著者インタビュー
新刊書籍の内容や発刊にまつわる面白エピソード、授業に取り入れるポイントなどを、著者に直撃インタビューします。
一斉授業の技術をマスターして、楽しく知的な授業をしよう!
追手門学院小学校講師多賀 一郎
2013/8/7 掲載
 今回は多賀一郎先生に、新刊『はじめての学級担任4 1から学べる!成功する授業づくり』について伺いました。

多賀 一郎たが いちろう

神戸大学教育学部卒。附属住吉小学校を経て、私立甲南小学校に31年間勤める。現在、私立追手門学院小学校講師。専門は国語教育。「親塾」を開催して、保護者の子育て支援を行ったり、「教師塾」で若い教師の育成に尽力したりしている。また、公立私立の学校や委員会での指導・講演をしたり、幼稚園やサークルなどで絵本の話をしている。
著書に、『小学校国語科授業アシスト これであなたもマイスター!国語発問づくり10のルール』(明治図書)、『子どもの心をゆさぶる多賀一郎の国語の授業の作り方』『全員を聞く子どもにする教室の作り方』『今どきの子どもはこう受け止めるんやで!』(黎明書房)など多数。
現在、明治図書教育zine:指導技術の教科書にて、「多賀一郎の子どもと保護者の願いをよみとく教師塾」が大好評連載中!

―本書では、さまざまな授業のスタイルがあるなかでも、「一斉授業」のつくり方を紹介しています。なぜ、一斉授業なのでしょうか?

 一斉授業のスタイルは、一番基本のスタイルだからです。
 最近、いろいろな学習スタイルが出てきています。ファシリテーションや協同学習など、それぞれのスタイルに意味があるでしょう。そうしたさまざまなスタイルの授業をしていくときに、一斉授業の基礎的な教師の技術が活用されていくのです。まずは子どもへのプレゼン力、話し方・聞き方、教材の分析力等の技術を身につけてから、各スタイルにも汎用していくべきだと考えています。

―授業づくりで先生が一番大切だと感じていらっしゃることはなんでしょうか?

 目の前の子どもの姿から授業をつくるということです。日本全国、どのクラスにも通じる授業というものは、存在しません。いつも、自分の学級の子どもたちにぴったり合った授業を考えていくべきです。この本でも、基本的な考え方を示すように心がけました。それぞれの地域、学校で、応用していってほしいと思います。

―初任者や若手の先生方が授業力を向上させるために、おすすめの方法があれば教えてください。
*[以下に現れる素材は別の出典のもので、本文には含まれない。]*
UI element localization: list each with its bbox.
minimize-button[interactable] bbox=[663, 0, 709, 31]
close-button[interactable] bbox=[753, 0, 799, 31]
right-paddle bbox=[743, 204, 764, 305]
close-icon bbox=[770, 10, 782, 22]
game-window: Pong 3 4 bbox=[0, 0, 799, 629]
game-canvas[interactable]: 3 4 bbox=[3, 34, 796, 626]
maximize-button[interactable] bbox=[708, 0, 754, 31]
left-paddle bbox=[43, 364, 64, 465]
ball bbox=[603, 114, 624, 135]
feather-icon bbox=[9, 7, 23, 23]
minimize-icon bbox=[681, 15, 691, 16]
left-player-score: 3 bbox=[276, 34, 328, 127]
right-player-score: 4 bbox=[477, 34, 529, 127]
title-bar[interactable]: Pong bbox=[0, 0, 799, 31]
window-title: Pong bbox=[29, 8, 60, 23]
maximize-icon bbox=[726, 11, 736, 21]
 方法というよりも、まずは考え方として、自分に合った技術から少しずつ身につけようとすることです。全ての技術を短期に身につけていくことはできません。また、自分に合わないことを無理にやっていっても、不自然なだけです。「自分なり」「自分の等身大」ということを考えていくことが、教師としての根幹を作っていくことになるのだと思います。

―本書は「はじめての学級担任」という初任者・若手向けのシリーズの1冊ですが、中堅の先生方にも読んでほしいと書かれています。中堅の先生方には、どのようなところに注目して読んでいただきたいですか?

 各地で講演等をさせていただいて感じることは、中堅の先生方の方が、こうした基本的なことについて学んだ際に、感動してくださるということです。「そういえば、大切なことを忘れていました」「こんなところは考えていなかったです」というようなお声をいただきます。若い先生よりも、少し経験を積んで課題をもっていらっしゃる先生の方が、納得してくださるのです。
 「はじめての学級担任」というシリーズ名に引っかかりさえしなければ、中堅の先生にこそ必要なことを書いたのではないかと考えています。ご自分の授業を見つめ直すという観点で読んでいただきたいものです。

―最後に、読者の先生方にメッセージをお願いします。

 授業づくりは、先生にとっても面白く楽しいものです。この本では、どうやって楽しい授業をつくっていくのかということを書いたつもりです。また、授業づくりの元になるいろいろな細かい技術もたくさん示しました。
 それぞれの教室で活用していただけたら、ありがたいことだと思います。
 授業って、本当に楽しいものですよ。